The funny thing is that before it all started, the day was great. I met my new teachers, it was sunny enough to want to walk to the train station and get my bike back after a week of walking in the rain, a friend spotted me and nicely offered to give me a ride to the station, and I was headed back on my bike to get some takoyaki (octopus dough balls–sounds yummy, huh!?) for my sick landlady in the same hospital that I was ambulanced to shortly afterwards. What a day.
Before all of this, I had to decide when I was going to Kyoto, and the most convenient times were also during the Saiki Spring Festival (Haru Matsuri) which I decided not to go to in favor of seeing the beautiful sakura in Kyoto and Himeji Castle, staying with friends along the way. So, instead on Saturday morning, I went to my friend Alexa’s house, we made a very nice late breakfast, went shopping where I found the PERFECT jean jacket and some shoes that I can not WAIT to wear and on our way back, we intercepted the parade heading to the Haru Matsuri. Perfect timing, and two fun days of Japanese Matsuri ensued.

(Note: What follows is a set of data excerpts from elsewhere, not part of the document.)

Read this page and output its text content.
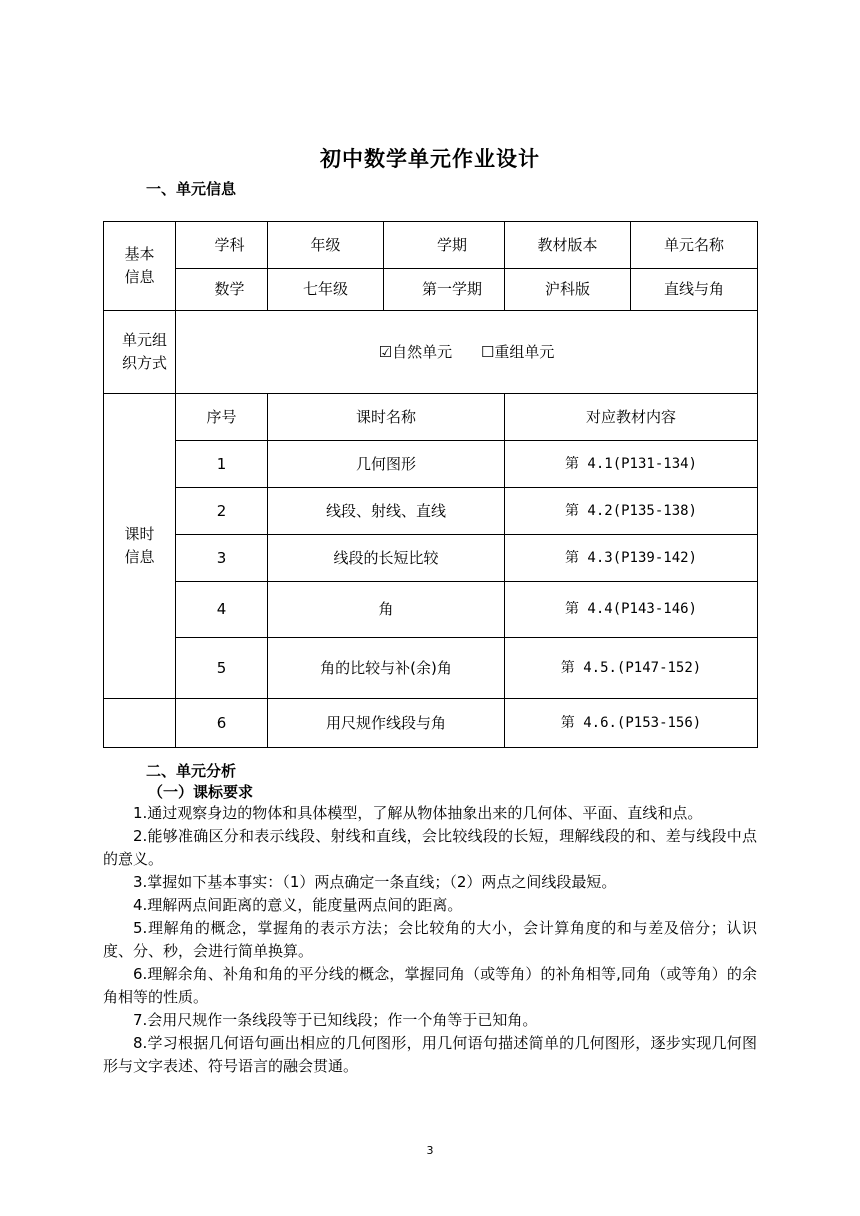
初中数学单元作业设计
一、单元信息
基本信息	学科	年级	学期	教材版本	单元名称
	数学	七年级	第一学期	沪科版	直线与角

单元组织方式	☑自然单元 ☐重组单元				
课时信息	序号	课时名称		对应教材内容	
	1	几何图形		第 4.1(P131-134)	
	2	线段、射线、直线		第 4.2(P135-138)	
	3	线段的长短比较		第 4.3(P139-142)	
	4	角		第 4.4(P143-146)	
	5	角的比较与补(余)角		第 4.5.(P147-152)	
	6	用尺规作线段与角		第 4.6.(P153-156)	
二、单元分析
（一）课标要求

1.通过观察身边的物体和具体模型，了解从物体抽象出来的几何体、平面、直线和点。

2.能够准确区分和表示线段、射线和直线，会比较线段的长短，理解线段的和、差与线段中点的意义。

3.掌握如下基本事实：（1）两点确定一条直线；（2）两点之间线段最短。

4.理解两点间距离的意义，能度量两点间的距离。

5.理解角的概念，掌握角的表示方法；会比较角的大小，会计算角度的和与差及倍分；认识度、分、秒，会进行简单换算。

6.理解余角、补角和角的平分线的概念，掌握同角（或等角）的补角相等,同角（或等角）的余角相等的性质。

7.会用尺规作一条线段等于已知线段；作一个角等于已知角。

8.学习根据几何语句画出相应的几何图形，用几何语句描述简单的几何图形，逐步实现几何图形与文字表述、符号语言的融会贯通。

3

I think that seeing the sakura in Saiki was definitely more meaningful than seeing it in a famous place like Kyoto, having the tourist experience with everybody else. Even though I was very unhappy in the beginning being in such a small place and not being able to dance as much as I had hoped, over the last 8 months I have been able to see what a unique and strengthening experience this has been. I was able to enjoy the cherry blossoms and the sights, tastes, smells, sounds of Matsuri with my friends, my students, and even the man that I was in a traffic accident with. I felt the pride my students exuded when I came to watch them at the kendo performance and my tea ceremony students were so excited that they could be seen in action by a pair of “sunflower” eyes unlike their own, and I truly appreciated Japan for the first time that weekend.
Let’s enjoy Japan together for the next few months… Saiki will always be my Japanese hometown.